Via a GSS (Government Statistical Service) blog post yesterday – Why Do We Need Another Register? – announcing the Statistical Geography Register, which contains “the codes for each type of statistical geography within the UK”, I came across mention of the ONS Register of Geographic Codes.
This register, maintained by the Office of National Statistics, is released as a zip file containing an Excel spreadsheet. Separate worksheets in the spreadsheet list codes for various geographies in England and Wales (but not Scotland; that data is available elsewhere).
To make a rather more reproducible component for accessing the data, I hacked together a simple notebook to pull the data out of the spreadsheet and pop it into a simple SQLite3 database as a set of separate tables, one per sheet.
One thing we need to do to reconcile items in the metadata sheet and the sheetnames by joining a couple of the columns together with a subscript:
xl['RGC']["codeAbbrv"] = xl['RGC']["Entity code"].map(str) + '_' + xl['RGC']["Entity abbreviation"].map(str)

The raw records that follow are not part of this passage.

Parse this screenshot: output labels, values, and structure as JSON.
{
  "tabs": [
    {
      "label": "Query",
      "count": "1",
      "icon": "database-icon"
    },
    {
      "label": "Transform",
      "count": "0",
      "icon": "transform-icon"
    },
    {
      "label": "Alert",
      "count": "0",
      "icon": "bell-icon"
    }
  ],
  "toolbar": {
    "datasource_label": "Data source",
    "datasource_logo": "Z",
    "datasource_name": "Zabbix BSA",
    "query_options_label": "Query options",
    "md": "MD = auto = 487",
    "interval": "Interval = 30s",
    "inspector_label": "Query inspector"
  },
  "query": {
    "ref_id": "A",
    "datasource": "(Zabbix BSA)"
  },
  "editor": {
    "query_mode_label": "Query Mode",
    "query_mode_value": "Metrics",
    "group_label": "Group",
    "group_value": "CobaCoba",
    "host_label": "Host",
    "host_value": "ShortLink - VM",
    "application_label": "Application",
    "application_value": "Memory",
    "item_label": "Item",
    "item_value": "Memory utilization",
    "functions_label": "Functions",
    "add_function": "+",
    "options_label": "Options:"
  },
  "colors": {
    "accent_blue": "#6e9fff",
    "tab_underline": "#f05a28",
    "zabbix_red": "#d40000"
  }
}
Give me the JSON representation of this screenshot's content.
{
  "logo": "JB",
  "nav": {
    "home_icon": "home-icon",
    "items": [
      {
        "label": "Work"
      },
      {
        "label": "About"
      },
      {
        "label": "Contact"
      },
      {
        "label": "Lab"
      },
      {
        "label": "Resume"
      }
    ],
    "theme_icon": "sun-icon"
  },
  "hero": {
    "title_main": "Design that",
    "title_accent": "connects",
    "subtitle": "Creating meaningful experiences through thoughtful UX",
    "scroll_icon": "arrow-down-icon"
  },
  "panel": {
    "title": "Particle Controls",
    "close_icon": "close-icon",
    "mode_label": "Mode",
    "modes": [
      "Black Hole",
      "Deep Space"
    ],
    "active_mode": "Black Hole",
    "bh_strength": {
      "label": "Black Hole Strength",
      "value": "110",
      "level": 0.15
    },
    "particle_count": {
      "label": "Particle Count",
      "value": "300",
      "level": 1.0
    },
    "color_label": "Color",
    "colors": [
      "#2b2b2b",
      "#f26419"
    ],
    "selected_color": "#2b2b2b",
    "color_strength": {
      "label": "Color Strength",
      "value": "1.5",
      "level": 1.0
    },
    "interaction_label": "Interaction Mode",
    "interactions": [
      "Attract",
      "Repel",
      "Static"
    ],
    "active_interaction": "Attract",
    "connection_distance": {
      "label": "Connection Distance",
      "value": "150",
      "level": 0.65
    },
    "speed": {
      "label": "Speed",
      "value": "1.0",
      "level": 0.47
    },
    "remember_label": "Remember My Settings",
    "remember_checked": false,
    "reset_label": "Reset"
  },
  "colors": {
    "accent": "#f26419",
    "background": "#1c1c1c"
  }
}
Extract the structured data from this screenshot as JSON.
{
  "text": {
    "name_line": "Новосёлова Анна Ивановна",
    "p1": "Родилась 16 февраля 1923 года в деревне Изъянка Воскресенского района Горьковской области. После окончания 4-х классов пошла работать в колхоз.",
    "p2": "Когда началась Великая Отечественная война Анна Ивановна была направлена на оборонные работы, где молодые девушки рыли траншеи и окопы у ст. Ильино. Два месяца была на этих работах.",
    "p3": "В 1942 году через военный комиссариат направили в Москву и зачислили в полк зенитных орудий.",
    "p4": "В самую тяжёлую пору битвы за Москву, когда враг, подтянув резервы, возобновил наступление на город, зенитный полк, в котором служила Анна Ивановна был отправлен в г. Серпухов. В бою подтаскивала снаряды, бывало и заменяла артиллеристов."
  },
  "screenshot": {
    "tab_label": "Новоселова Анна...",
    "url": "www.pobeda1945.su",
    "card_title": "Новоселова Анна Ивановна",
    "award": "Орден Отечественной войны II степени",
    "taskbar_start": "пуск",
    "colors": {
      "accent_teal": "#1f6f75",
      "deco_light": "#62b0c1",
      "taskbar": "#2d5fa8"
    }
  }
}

The bulk of the script is quite simple (see the full notebook here):
import sqlite3 con = sqlite3.connect("onsgeocodes.sqlite") cols=['GEOGCD','GEOGNM','GEOGNMW','OPER_DATE','TERM_DATE','STATUS'] bigcodes=pd.DataFrame(columns=['sheet']+cols) bigcodes.to_sql(con=con, name='codelist', index=False, if_exists='replace') sheets= list(xl.keys()) sheets.remove('For_Scotland') for sheet in sheets[2:]: xl[sheet].to_sql(con=con, name=sheet, index=False, if_exists='replace') xl[sheet]['sheet']=sheet #Reorder the columns xl[sheet][['sheet']+cols].to_sql(con=con, name='codelist', index=False, if_exists='append')
You may also notice that it creates a “big” table (codelist
) that contains all the codes – which means we can look up the provenance of a particular code:
q=''' SELECT sheet, GEOGCD, GEOGNM, GEOGNMW, codelist.STATUS, "Entity name" FROM codelist JOIN metadata WHERE "GEOGCD"="{code}" AND codeAbbrv=sheet '''.format(code='W40000004') pd.read_sql_query(q, con)
sheet | GEOGCD | GEOGNM | GEOGNMW | STATUS | Entity name | |
---|---|---|---|---|---|---|
0 | W40_CMLAD | W40000004 | Denbighshire | Sir Ddinbych | live | Census Merged Local Authority Districts |
We can also look to see what (current) geographies might be associated with a particular name:
q=''' SELECT DISTINCT "Entity name", sheet FROM codelist JOIN metadata WHERE "GEOGNM" LIKE "%{name}%" AND codeAbbrv=sheet AND codelist.STATUS="live" '''.format(name='Isle of Wight') pd.read_sql_query(q, con)
Entity name | sheet | |
---|---|---|
0 | Super Output Areas, Lower Layer | E01_LSOA |
1 | Super Output Areas, Middle Layer | E02_MSOA |
2 | Unitary Authorities | E06_UA |
3 | Westminster Parliamentary Constituencies | E14_WPC |
4 | Community Safety Partnerships | E22_CSP |
5 | Registration Districts | E28_REGD |
6 | Registration Sub-district | E29_REGSD |
7 | Travel to Work Areas | E30_TTWA |
8 | Fire and Rescue Authorities | E31_FRA |
9 | Built-up Areas | E34_BUA |
10 | Clinical Commissioning Groups | E38_CCG |
11 | Census Merged Local Authority Districts | E41_CMLAD |
12 | Local Resilience Forums | E48_LRF |
13 | Sustainability and Transformation Partnerships | E54_STP |
What I’m wondering now is – can I crib from the way the ergast API is put together to create a simple API that takes a code, or a name, and returns geography register information related to it?
The same approach could also be applied to the registers I pull down from NHS Digital (here) – which makes me think I should generate a big codelist table for those codes too…
PS this in part reminds me of a conversation years ago with Richard et al from @cottagelabs who were mooting, at the time, a service that would take an arbitrary code and try to pattern match the coding scheme it was part of and then look it up in that coding scheme.
PPS hmm, also thinks: maybe names associated with coding schemes could be added to a simple document tagger.